8. For men, have a hot girlfriend or wife (even if you like guys). If she doesn’t look the same as every other hot model the other guys have, we’re going to make fun of you. We’ll make disparaging remarks about her, and consider you a totally pathetic excuse for a man who couldn’t get a hot wife. Or, maybe we’ll just say horrible things about her while feeling sorry for your wasted hotness. We’ll also express a wish that you’re cheating on her, so at least you get something good once in awhile.
For women, best not to have a boyfriend or husband unless he’s your coach. That’s the only relationship that will work, where the dude’s in charge and furthering your tennis career. If you start dating someone special, you better keep winning. Otherwise we will blame all of your tennis faults on your ridiculous desire to have a life. And seriously, aren’t all girl players secret lesbians anyway? You can let us know when you retire from the sport.
9. Don’t get fat. This goes for all of you, but the gals especially. Sure, Nike makes your dress two sizes too small and six inches too short, and there’s that weird biological fact that women aren’t supposed to have the same flat stomach as an 18-year-old boy. That’s no excuse. We don’t want to see anything but bone structure. You should have 0% body fat and a tiny fist to clench against your tiny thigh.
Don’t worry, boys and girls, if you think you’re fine but really aren’t. Everyone will let you know. Even if you don’t read TennisPlayaHaterzz.com, the journalists and commentators will help you out. Just listen for key words like “improving health” and “focusing on fitness,” which, when carefully translated, means “OMG you cow!!”
10. Accommodate our pathological need for autographs. After all, we haven’t seen the last 7 games of your matches in five years because we always leave early to stake out the player’s entrance to the stadium. Clearly we love tennis and that kind of dedication should be rewarded. Maybe the 50th time you sign a hat for us you’ll actually put in all the letters to your last name.

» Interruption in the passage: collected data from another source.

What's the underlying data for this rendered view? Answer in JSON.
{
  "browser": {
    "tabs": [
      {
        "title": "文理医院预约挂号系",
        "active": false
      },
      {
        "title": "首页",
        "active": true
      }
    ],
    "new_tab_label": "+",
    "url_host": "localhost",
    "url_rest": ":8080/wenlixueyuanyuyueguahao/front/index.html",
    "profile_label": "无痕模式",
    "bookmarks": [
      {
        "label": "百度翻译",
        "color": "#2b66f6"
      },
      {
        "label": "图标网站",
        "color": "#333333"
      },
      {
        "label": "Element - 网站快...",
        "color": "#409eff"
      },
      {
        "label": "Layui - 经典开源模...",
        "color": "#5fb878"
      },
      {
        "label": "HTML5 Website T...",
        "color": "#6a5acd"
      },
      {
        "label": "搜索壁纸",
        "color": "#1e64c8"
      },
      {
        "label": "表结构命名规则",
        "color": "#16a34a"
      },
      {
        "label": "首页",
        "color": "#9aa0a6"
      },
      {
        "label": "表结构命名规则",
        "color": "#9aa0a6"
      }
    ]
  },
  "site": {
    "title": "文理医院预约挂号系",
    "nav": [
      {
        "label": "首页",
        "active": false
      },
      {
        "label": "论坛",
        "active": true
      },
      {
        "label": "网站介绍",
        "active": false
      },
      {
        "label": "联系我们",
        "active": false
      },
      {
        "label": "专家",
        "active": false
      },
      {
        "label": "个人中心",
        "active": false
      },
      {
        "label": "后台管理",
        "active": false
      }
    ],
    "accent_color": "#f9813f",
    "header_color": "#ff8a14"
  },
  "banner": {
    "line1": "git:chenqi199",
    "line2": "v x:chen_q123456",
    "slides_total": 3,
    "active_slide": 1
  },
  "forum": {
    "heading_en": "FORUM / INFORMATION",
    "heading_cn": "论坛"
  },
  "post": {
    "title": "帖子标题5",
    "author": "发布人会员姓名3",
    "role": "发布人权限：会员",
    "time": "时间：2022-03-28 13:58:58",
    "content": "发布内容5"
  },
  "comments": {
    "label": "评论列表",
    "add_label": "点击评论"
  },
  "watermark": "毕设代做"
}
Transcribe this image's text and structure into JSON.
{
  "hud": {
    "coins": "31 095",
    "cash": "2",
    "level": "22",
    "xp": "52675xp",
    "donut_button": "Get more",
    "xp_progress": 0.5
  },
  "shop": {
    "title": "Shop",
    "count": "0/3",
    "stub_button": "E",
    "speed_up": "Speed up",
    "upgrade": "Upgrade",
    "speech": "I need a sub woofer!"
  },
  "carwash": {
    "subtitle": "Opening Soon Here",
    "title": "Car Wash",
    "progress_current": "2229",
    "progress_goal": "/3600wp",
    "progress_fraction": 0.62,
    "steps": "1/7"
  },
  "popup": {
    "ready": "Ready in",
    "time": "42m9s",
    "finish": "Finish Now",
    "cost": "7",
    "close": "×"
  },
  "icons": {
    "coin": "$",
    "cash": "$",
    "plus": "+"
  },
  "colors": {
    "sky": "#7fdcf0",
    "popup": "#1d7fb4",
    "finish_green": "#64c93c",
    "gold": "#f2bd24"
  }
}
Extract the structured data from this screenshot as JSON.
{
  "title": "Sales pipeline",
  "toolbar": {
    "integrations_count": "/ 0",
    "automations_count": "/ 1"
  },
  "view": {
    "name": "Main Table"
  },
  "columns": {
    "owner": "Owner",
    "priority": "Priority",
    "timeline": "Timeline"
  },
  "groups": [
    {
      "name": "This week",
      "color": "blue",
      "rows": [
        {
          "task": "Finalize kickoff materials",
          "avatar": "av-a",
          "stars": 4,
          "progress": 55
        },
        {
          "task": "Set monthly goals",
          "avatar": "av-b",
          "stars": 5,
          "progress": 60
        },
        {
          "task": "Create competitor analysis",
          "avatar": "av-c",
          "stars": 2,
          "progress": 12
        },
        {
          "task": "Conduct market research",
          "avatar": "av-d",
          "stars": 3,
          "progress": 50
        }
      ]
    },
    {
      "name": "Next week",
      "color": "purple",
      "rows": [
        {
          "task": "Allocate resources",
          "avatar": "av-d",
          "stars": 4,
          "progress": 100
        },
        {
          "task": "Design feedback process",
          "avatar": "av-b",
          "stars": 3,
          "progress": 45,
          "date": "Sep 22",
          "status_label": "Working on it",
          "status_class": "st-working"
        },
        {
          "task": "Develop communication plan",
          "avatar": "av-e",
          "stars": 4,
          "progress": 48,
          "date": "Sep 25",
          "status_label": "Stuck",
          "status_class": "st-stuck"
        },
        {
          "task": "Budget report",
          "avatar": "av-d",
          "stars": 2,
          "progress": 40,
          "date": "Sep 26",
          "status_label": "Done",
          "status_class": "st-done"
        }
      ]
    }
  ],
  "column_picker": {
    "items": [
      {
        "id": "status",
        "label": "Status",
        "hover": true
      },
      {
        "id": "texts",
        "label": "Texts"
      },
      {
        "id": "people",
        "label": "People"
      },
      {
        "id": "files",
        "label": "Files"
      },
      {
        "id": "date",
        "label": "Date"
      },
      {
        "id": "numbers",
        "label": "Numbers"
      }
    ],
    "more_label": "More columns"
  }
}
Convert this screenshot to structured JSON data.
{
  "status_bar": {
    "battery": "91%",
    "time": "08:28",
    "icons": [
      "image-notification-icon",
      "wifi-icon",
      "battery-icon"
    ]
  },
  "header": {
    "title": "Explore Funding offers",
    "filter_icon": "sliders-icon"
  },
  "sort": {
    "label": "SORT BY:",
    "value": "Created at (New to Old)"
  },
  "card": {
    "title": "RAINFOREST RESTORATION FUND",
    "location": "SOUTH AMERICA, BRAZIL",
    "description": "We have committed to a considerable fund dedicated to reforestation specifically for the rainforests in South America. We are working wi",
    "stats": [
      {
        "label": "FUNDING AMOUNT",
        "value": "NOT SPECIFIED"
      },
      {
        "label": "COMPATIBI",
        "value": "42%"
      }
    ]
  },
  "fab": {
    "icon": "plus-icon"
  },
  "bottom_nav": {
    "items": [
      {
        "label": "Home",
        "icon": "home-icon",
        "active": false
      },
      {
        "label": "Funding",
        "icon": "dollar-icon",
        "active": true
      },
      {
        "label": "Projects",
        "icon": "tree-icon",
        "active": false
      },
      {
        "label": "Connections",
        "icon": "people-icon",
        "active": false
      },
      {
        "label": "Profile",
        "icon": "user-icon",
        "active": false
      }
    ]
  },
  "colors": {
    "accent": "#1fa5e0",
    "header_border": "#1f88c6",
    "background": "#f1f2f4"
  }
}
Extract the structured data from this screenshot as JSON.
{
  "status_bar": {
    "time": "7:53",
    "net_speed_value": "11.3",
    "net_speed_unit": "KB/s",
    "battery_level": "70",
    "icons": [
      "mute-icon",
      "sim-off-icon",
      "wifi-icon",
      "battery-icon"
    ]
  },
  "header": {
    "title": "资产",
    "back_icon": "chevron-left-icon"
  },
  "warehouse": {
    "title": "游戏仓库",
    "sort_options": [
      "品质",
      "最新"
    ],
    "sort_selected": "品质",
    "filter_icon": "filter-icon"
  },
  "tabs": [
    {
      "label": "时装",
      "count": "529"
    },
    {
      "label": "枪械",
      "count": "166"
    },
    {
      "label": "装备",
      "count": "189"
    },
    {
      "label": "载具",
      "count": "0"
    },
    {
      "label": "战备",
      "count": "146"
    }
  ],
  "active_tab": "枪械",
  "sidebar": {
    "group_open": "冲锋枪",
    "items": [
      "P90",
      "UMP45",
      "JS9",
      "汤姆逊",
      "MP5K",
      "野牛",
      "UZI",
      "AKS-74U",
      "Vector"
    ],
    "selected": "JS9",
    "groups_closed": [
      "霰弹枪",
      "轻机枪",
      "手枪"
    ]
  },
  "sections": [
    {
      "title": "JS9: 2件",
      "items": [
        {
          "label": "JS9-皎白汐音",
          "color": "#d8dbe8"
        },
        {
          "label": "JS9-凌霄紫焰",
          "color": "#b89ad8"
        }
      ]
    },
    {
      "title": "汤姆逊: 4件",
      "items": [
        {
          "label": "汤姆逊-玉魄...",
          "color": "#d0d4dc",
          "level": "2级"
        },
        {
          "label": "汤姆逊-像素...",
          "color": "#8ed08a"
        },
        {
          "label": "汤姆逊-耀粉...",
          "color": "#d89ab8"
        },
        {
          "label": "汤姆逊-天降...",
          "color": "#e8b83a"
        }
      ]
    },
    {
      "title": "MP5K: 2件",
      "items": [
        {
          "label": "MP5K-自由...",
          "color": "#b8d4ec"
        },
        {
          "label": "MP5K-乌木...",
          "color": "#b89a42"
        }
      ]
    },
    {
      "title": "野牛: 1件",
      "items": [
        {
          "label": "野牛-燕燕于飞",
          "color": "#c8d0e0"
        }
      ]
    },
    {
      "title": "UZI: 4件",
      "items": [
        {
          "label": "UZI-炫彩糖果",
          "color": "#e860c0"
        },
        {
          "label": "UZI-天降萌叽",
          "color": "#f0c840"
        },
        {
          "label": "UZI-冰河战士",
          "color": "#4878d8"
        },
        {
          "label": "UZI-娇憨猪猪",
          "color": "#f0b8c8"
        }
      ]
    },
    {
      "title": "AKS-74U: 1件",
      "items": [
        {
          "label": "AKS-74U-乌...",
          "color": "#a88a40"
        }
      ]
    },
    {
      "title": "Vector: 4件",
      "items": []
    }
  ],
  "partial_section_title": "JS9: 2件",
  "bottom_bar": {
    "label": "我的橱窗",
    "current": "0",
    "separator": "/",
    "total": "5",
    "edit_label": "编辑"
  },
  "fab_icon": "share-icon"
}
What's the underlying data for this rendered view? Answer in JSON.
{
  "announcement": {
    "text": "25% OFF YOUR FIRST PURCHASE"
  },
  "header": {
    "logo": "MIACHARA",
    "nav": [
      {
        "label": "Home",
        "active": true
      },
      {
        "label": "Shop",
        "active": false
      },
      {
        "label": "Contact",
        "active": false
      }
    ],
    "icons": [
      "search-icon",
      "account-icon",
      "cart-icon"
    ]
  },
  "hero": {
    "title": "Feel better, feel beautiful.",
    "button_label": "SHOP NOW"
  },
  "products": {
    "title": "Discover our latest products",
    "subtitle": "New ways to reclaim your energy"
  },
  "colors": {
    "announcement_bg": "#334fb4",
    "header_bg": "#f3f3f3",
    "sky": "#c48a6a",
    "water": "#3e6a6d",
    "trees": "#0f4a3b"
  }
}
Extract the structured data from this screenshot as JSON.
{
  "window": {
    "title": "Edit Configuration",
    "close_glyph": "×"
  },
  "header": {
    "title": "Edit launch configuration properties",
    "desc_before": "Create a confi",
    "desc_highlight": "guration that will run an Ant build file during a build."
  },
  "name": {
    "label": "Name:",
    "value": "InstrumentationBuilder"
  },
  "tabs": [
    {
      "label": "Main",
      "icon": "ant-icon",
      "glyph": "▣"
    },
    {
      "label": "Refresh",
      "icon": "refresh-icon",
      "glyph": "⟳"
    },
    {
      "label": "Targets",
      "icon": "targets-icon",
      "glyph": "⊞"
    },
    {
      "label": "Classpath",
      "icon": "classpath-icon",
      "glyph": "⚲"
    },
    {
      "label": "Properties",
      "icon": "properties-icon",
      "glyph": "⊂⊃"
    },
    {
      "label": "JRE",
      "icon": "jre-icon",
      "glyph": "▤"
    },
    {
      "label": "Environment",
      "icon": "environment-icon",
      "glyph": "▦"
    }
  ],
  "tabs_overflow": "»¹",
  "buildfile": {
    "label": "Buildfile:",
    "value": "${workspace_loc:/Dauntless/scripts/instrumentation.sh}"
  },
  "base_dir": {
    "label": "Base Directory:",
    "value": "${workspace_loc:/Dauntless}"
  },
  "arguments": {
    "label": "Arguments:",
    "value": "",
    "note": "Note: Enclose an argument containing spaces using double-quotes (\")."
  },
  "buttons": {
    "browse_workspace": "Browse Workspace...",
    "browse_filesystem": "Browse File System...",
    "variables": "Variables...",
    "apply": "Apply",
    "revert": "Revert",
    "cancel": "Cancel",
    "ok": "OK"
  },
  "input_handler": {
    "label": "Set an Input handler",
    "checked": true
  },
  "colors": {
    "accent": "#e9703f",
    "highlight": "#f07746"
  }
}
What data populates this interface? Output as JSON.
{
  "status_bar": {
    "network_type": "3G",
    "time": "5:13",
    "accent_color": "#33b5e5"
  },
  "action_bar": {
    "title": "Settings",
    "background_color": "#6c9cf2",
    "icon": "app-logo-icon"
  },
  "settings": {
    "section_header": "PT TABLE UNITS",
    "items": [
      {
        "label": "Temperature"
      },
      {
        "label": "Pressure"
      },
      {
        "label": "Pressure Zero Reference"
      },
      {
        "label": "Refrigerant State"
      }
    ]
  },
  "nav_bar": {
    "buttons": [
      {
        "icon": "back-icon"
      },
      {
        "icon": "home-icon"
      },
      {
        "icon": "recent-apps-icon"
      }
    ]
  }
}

Even if we trample two disabled people, elbow a pregnant woman in the face, and drop the t-shirt we want signed directly onto your head, you have to be gracious. Definitely pay special attention to our 6-year-old daughter, whom we shoved into a crowd of strangers to get the autograph that she could care less about and that we’re hoping to sell on eBay. Don’t mind that she’s been bouncing that $75 giant tennis ball in every puddle on the way here, and that she dropped it in that flooded stall in the bathroom before shoving it into your hands. A few germs never hurt anyone!
Bonus points: Always do a shirt change on court, in front of a camera. Well, that is if you’re handsome, popular, and/or totally ripped. Definitely best if you meet at least two out of three of those criteria. None of this comfort break stuff, or waiting until we’re all snerking over the Kiss Cam and totally distracted from the nudity on court. We want to see some skin, so we can hoot and holler like we’re at a strip club.
How many criteria did you meet? Let us know! Scores range from: 1 out of 10: “Time to take up golf!” all the way up to 10 out of 10 + bonus: “Congratulations! You are as mythical as a unicorn!”